A new setup for formative assessment
The first step I took was to modify the weight of the categories in my gradebook such that formative assessments only counted for 20% of the total grade. The new approach to formative assessment reduces the impact of a student’s homework by half compared to my previous weighting. The graded assignments in this category also allow chances for multiple attempts and learning. Students can redo nightly homework based on recorded lectures and submit online to receive full credit before the assignment deadline. Additionally, I give students full credit on the weekly reading questions for the first 4 weeks of school to give students enough time to internalize my feedback. And finally, I don’t grade the work students do in class.
For the ungraded classwork, Class Companion is an extremely helpful tool. Despite the work being ungraded, I didn’t want students to be left without feedback for the work they produce. Additionally, Class Companion can provide hints if the student is stuck, give individualized feedback to every student’s responses, and allow students to try again with the feedback it generates. I can review every attempt a student makes on the platform and address any disputes they have with the AI feedback.

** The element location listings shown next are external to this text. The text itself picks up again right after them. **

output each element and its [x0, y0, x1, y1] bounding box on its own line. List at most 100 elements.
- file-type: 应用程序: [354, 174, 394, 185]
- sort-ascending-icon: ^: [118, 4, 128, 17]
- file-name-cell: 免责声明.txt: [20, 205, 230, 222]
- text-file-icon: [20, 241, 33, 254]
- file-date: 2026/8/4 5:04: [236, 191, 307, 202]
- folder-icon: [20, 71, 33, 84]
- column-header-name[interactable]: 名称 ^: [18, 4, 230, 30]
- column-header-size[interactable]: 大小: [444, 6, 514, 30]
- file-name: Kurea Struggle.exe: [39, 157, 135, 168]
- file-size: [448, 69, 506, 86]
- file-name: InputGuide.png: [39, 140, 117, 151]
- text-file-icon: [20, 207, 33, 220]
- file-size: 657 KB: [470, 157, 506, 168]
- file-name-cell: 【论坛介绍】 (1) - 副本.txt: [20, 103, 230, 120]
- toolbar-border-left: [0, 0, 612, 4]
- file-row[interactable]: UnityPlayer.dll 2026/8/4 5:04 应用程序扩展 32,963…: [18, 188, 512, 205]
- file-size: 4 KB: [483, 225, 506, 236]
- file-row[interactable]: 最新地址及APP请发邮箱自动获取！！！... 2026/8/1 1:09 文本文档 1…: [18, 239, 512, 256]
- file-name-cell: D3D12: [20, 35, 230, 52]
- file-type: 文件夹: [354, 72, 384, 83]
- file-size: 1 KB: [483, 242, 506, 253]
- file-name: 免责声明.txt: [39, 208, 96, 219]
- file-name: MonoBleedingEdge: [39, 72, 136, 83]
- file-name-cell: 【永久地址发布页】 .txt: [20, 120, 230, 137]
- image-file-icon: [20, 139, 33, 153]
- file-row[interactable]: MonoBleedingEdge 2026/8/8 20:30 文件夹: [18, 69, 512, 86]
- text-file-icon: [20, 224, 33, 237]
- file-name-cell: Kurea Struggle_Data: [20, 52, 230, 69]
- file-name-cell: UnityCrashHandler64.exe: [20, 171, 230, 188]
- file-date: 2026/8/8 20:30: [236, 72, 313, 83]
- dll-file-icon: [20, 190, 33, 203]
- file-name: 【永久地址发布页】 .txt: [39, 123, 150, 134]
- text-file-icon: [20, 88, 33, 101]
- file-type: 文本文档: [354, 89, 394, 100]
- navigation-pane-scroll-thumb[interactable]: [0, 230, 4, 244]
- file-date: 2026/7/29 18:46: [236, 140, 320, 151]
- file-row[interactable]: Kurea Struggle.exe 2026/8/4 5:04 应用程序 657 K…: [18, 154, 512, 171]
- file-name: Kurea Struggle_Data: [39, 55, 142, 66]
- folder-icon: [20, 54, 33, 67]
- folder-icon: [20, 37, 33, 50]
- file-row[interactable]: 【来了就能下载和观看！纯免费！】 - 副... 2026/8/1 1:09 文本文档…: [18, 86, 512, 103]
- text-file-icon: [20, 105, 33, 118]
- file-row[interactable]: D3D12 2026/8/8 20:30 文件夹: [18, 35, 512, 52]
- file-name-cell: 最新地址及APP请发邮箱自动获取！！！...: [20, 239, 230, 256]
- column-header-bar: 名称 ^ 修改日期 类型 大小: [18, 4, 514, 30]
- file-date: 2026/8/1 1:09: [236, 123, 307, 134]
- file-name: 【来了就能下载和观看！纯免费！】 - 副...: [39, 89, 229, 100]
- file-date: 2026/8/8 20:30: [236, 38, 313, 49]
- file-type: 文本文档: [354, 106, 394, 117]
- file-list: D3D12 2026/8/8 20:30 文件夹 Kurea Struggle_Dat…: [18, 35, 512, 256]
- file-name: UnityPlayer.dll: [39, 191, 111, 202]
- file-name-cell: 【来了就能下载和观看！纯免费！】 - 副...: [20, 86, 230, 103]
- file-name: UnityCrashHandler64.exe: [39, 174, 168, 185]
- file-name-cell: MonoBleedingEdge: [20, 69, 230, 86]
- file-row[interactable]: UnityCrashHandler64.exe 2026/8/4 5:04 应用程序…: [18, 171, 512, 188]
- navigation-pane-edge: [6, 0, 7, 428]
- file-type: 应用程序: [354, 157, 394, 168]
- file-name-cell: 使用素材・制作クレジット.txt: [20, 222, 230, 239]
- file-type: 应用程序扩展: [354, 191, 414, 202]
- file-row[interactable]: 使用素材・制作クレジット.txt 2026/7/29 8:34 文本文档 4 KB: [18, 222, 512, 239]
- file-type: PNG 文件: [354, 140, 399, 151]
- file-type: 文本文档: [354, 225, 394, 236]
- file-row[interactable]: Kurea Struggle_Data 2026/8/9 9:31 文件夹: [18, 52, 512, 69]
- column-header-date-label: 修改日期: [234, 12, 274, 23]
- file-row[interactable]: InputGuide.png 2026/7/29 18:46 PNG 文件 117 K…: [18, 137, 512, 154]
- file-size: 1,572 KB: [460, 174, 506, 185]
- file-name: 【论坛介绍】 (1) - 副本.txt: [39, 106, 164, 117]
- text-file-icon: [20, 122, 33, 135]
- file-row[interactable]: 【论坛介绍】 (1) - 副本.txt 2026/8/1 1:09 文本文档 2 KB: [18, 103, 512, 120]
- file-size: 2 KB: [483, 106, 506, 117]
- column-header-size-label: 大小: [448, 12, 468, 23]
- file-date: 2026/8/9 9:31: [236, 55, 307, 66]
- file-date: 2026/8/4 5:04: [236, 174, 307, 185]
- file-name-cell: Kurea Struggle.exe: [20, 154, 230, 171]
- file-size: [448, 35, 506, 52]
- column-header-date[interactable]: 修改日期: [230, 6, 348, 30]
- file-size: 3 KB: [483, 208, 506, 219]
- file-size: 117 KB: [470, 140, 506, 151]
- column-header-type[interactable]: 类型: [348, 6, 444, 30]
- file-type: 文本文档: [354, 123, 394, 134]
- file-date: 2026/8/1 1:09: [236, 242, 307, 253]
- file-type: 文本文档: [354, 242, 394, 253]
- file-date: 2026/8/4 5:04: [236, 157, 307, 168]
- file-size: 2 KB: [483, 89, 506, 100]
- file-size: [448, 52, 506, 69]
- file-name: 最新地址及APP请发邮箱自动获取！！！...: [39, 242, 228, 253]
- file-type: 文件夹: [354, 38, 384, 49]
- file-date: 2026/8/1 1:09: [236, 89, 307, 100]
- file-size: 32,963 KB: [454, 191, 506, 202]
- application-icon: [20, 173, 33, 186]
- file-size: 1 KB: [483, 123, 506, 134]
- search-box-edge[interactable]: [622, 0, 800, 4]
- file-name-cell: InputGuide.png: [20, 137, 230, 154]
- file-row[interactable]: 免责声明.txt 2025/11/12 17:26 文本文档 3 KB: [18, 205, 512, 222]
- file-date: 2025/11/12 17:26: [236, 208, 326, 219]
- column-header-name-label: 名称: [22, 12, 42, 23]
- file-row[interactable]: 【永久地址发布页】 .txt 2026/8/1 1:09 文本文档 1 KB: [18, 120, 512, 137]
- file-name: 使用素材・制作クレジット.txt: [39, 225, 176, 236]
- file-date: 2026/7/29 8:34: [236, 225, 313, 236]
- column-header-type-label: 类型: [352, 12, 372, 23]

Combined, Class Companion and the policy of not assigning points to classwork create an environment in which students are not afraid to answer incorrectly. The progression of their responses makes it clear that learning is a process, requiring various attempts and iterations. Yes, students can still cheat when they use the platform, by googling the question or asking another AI platform. The built in “pasting” flags on Class Companion help a teacher pursue a case of cheating if they believe it is warranted. But the incentive for cheating significantly diminishes when students can try multiple times or seek assistance from the Class Companion AI.
Making the change was not an easy decision to make. I initially feared that if students didn’t have the extrinsic reward of points for an assignment, they wouldn’t do it at all. However, that’s not what happened at all. Students still engage with the Class Companion assignments. They try multiple times until they get a correct answer on their own. Students even exhibit learning when they open a dispute against the AI and have to further defend their answer.
Overall, I am happy with the change. There’s always room for improvement, and even a case to be made that all formative work should be ungraded. That may be where my classes ultimately end up, but that also depends on what grading policies my school district will allow.
TL;DR: Stop assigning points for assignments that are meant to help students learn. Use Class Companion to give immediate feedback.